CybersecurityBiologically inspired network protection software

Published 15 April 2019

Electrical engineers look to the human immune system for clues on how to best protect digital networks. It’s a concept that’s beginning to be explored more and more by researchers in a variety of fields: What does the human body do well and how can we adapt those mechanisms to improve technology or engineering systems?

Engineers at the University of South Florida have developed a new type of cybersecurity software that mimics the human immune system.

It’s a concept that’s beginning to be explored more and more by researchers in a variety of fields: What does the human body do well and how can we adapt those mechanisms to improve technology or engineering systems?

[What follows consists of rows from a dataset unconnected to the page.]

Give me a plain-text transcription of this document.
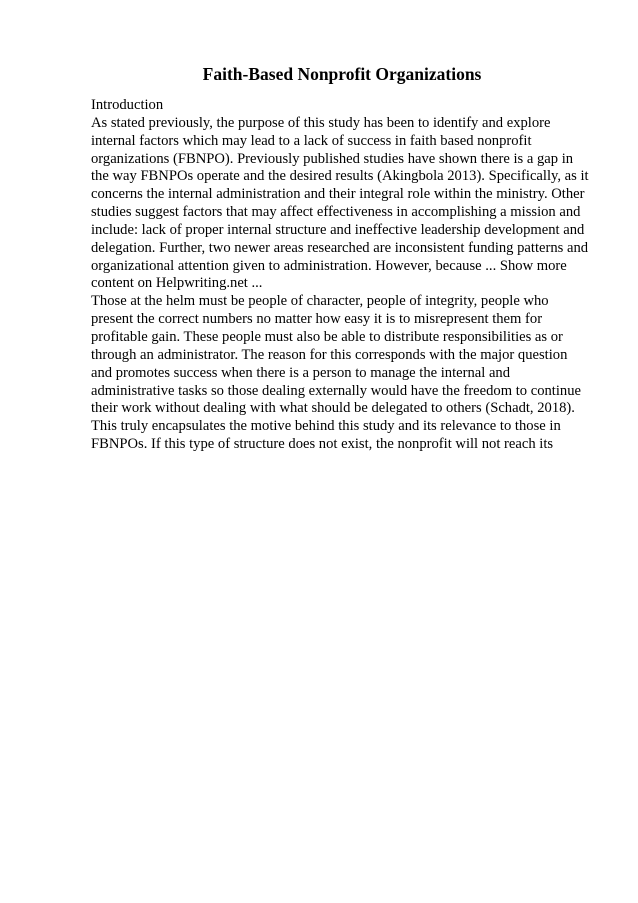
Faith-Based Nonprofit Organizations
Introduction
As stated previously, the purpose of this study has been to identify and explore
internal factors which may lead to a lack of success in faith based nonprofit
organizations (FBNPO). Previously published studies have shown there is a gap in
the way FBNPOs operate and the desired results (Akingbola 2013). Specifically, as it
concerns the internal administration and their integral role within the ministry. Other
studies suggest factors that may affect effectiveness in accomplishing a mission and
include: lack of proper internal structure and ineffective leadership development and
delegation. Further, two newer areas researched are inconsistent funding patterns and
organizational attention given to administration. However, because ... Show more
content on Helpwriting.net ...
Those at the helm must be people of character, people of integrity, people who
present the correct numbers no matter how easy it is to misrepresent them for
profitable gain. These people must also be able to distribute responsibilities as or
through an administrator. The reason for this corresponds with the major question
and promotes success when there is a person to manage the internal and
administrative tasks so those dealing externally would have the freedom to continue
their work without dealing with what should be delegated to others (Schadt, 2018).
This truly encapsulates the motive behind this study and its relevance to those in
FBNPOs. If this type of structure does not exist, the nonprofit will not reach its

Researchers in the USF Department of Electrical Engineering looked to the human immune system as a model for intrusion detection in wireless sensor networks. The concepts apply equally well to high-value financial or military mission critical networks that may or may not be wireless. The research was published in Procedia Computer Science and has demonstrated extremely promising results in testing.

“It’s very logical to develop these software systems based on human systems,” said Salvatore Morgera, PhD, a USF professor of electrical engineering and the project’s principal investigator. “Our immune system does a very good job at protecting us – so we wanted to take those mechanisms and adapt them for cybersecurity.”

In its simplest form, the human immune system protects the body from pathogens, like germs, viruses and other potentially harmful foreign bodies. If we become infected, our immune system is able to identify and attack the threat in an attempt to keep the body healthy. This idea is exactly what Morgera and his research team hoped to accomplish with their biologically-inspired software. When a network is at risk of being attacked, the software can identify and eliminate the threat. It’s essentially an immune system for a digital network.

USF says that to develop the software, Morgera, along with USF doctoral students Vishwa Alaparthy and Amar Amouri, broke the immune system down into three layers. The first layer is external protection; how our bodies prevent pathogens from getting inside. In their software, this layer of protection is encryption – a common cybersecurity tool used to keep unauthorized users out of networks. Most network security methods depend almost exclusively on encryption, and while modern encryption techniques are extremely sophisticated, they are not always successful at preventing intrusion.

To combat this risk, researchers looked to the bodies second layer of protection; non-specific resistance. This non-specific immune response acts as a “catch-all”, immediately responding to any foreign-body with a variety of non-specific immune cells. In their software, Morgera and his team developed a similar non-specific response that quickly recognizes any intrusion and quarantines the threat for further examination. Just like in the human body, this response acts as a first line of defense when threats enter the system.

The third layer that researchers looked at is the immune system’s specific resistance to pathogens. This subsystem of the overall immune system is composed of highly specialized cells that respond to specific pathogens. This response also builds immunological memory, leading to an enhanced response after the initial encounter. Just like in our bodies, the USF-developed software learns from each attack and maintains millions of intrusion-fighting templates it can sort through to fight individual threat attempts. As Morgera states, “The need to sort through millions of intrusion-fighting templates can be a computationally complex undertaking.” Another researcher, Patrick Lie Chin Cheong, and Morgera have developed a highly efficient ‘big data’ approach to the sorting that only takes fractions of a second and can be easily implemented on power-limited sensor networks using small microprocessors.

When used in combination, these three mechanisms not only work to keep our bodies healthy but have been shown to be extremely successful in maintaining secure, high value digital networks.

Morgera and his team originally began this research as a potential new tool to secure wireless sensor networks deployed by the military. They have worked in collaboration with U.S. Special Operations Command (SOCOM) to test the software and have seen very promising results. Now, researchers plan to continue to improve the software and make it available for a variety of applications. It’s work that may change the future of cybersecurity around the world.